Die 2-D Kulturen von 500 000 porcinen Rippenknorpelzellen pro cm² wurden nach 7-tägiger Kultivierung auf die Genexpression von GAPDH, Kollagen I und II überprüft.

Bahn 3-4:

Die 3-D Kulturen von 500 000 porcinen Rippenknorpelzellen in 100 µl flüssiger Matrix pro cm² wurden nach 7-tägiger Kultivierung auf die Genexpression von GAPDH, Kollagen I und II überprüft.

Bahn 5:

Porcine Rippenknorpelzellen wurden nach der Isolation als Kollagen Typ II Positiv-Kontrolle auf die Genexpression von GAPDH, Kollagen I und II überprüft.

Bahn 6:

Porcine Rippenknorpelzellen in der 2. Passage wurden als Kollagen Typ I Positiv-Kontrolle auf die Genexpression von GAPDH, Kollagen I und II überprüft.

Bahn 7:

Porcine Fibroblasten wurden als Kollagen Typ I Positiv-Kontrolle auf die Genexpression von GAPDH, Kollagen I und II überprüft.

Bahn 8: Wasser als Negativ-Kontrolle

5.2.7 Histologie

Analog zu den wöchentlichen Probenentnahmen wurden die 2-D und 3-D generierten Gewebe nach 7, 14, 21 und 28 Tagen in Formalin fixiert, für die Paraffineinbettung vorbereitet und histologisch gefärbt.
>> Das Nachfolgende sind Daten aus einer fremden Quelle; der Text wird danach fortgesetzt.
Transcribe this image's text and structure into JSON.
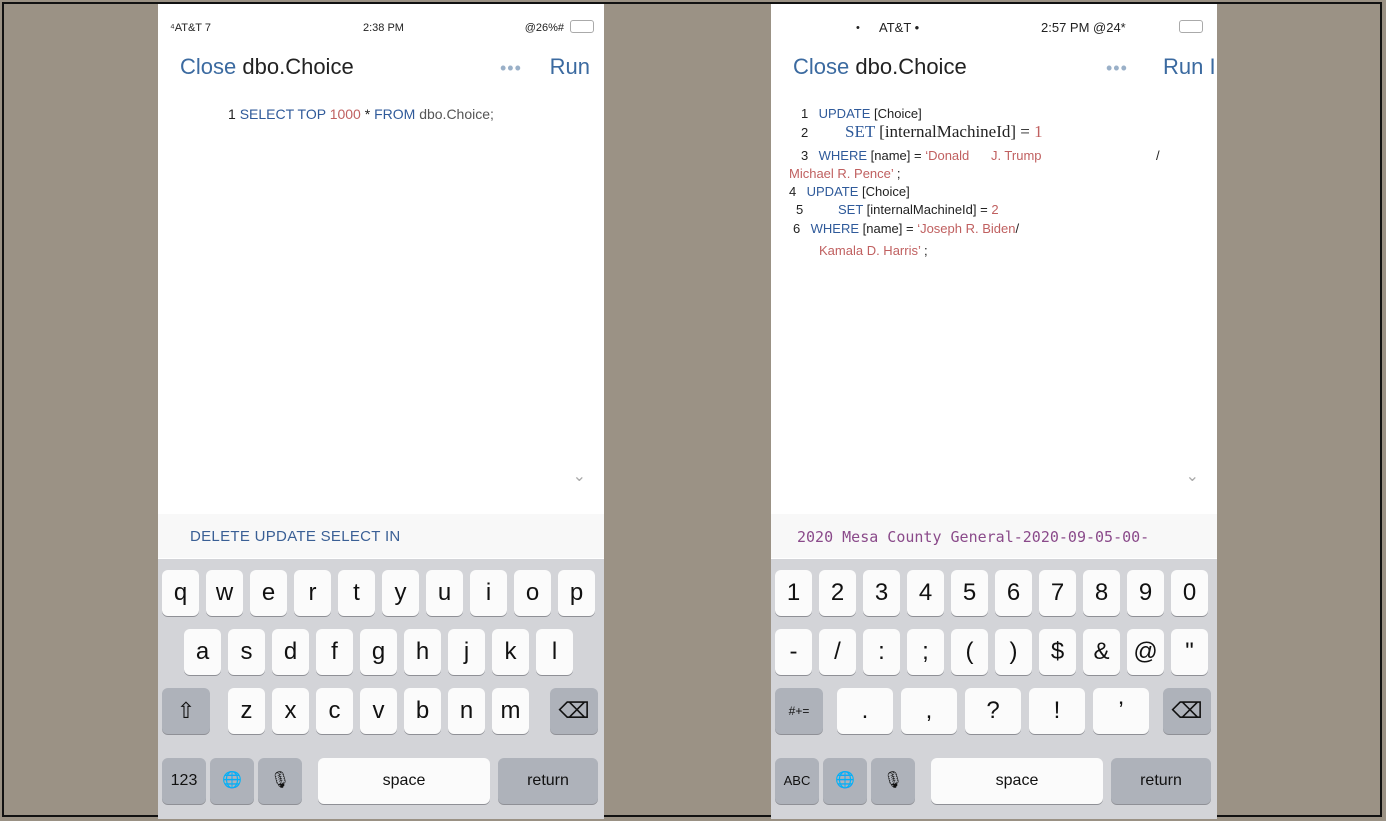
{
  "left": {
    "status": {
      "carrier": "⁴AT&T 7",
      "time": "2:38 PM",
      "battery": "@26%#"
    },
    "nav": {
      "close": "Close",
      "title": "dbo.Choice",
      "more": "•••",
      "run": "Run"
    },
    "code": {
      "line_no": "1",
      "select": "SELECT TOP",
      "limit": "1000",
      "star": " * ",
      "from": "FROM",
      "table": "dbo.Choice;"
    },
    "suggestions": "DELETE UPDATE SELECT IN",
    "keyboard": {
      "row1": [
        "q",
        "w",
        "e",
        "r",
        "t",
        "y",
        "u",
        "i",
        "o",
        "p"
      ],
      "row2": [
        "a",
        "s",
        "d",
        "f",
        "g",
        "h",
        "j",
        "k",
        "l"
      ],
      "row3": [
        "z",
        "x",
        "c",
        "v",
        "b",
        "n",
        "m"
      ],
      "shift": "⇧",
      "backspace": "⌫",
      "mode": "123",
      "globe": "🌐",
      "mic": "🎙",
      "space": "space",
      "return": "return"
    }
  },
  "right": {
    "status": {
      "dot1": "•",
      "carrier": "AT&T •",
      "time_battery": "2:57 PM @24*"
    },
    "nav": {
      "close": "Close",
      "title": "dbo.Choice",
      "more": "•••",
      "run": "Run I"
    },
    "code": {
      "l1": {
        "no": "1",
        "kw": "UPDATE",
        "rest": " [Choice]"
      },
      "l2": {
        "no": "2",
        "kw": "SET",
        "rest": " [internalMachineId] = ",
        "val": "1"
      },
      "l3": {
        "no": "3",
        "kw": "WHERE",
        "rest": " [name] = ",
        "val": "‘Donald      J. Trump",
        "slash": "/"
      },
      "l3b": {
        "val": "Michael R. Pence’",
        "end": " ;"
      },
      "l4": {
        "no": "4",
        "kw": "UPDATE",
        "rest": " [Choice]"
      },
      "l5": {
        "no": "5",
        "kw": "SET",
        "rest": " [internalMachineId] = ",
        "val": "2"
      },
      "l6": {
        "no": "6",
        "kw": "WHERE",
        "rest": " [name] = ",
        "val": "‘Joseph R. Biden",
        "slash": "/"
      },
      "l6b": {
        "val": "Kamala D. Harris’",
        "end": " ;"
      }
    },
    "suggestions": "2020 Mesa County General-2020-09-05-00-",
    "keyboard": {
      "row1": [
        "1",
        "2",
        "3",
        "4",
        "5",
        "6",
        "7",
        "8",
        "9",
        "0"
      ],
      "row2": [
        "-",
        "/",
        ":",
        ";",
        "(",
        ")",
        "$",
        "&",
        "@",
        "\""
      ],
      "row3": [
        ".",
        ",",
        "?",
        "!",
        "’"
      ],
      "symbols": "#+=",
      "backspace": "⌫",
      "mode": "ABC",
      "globe": "🌐",
      "mic": "🎙",
      "space": "space",
      "return": "return"
    }
  }
}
Als Übersichtsfärbung wurde die HE-Färbung und als Spezialfärbung, zum Nachweis der extrazellulären Matrix Komponenten, die Pentachromfärbung durchgeführt.

HE-Färbung

Auf den histologischen Aufbau von nativem hyalinen Knorpel wurde in Kap. 2.4 ausführlich eingegangen. Die für die Beurteilung wichtigen Parameter sind die isogenen Zellgruppen, die Matrixproduktion und die damit verbundene Knorpellagunenbildung. Als isogene Zellgruppe wird das paarweise Liegen von Zellen bezeichnet, welches ein Zeichen für Zellteilung bzw. -vermehrung ist. Der die Knorpelzelle umgebende weiße Saum im histologischen Bild ist die typische Knorpellagune, die sich durch die Gewebefixierung ausbildet und für eine Matrixsynthese der Zellen steht.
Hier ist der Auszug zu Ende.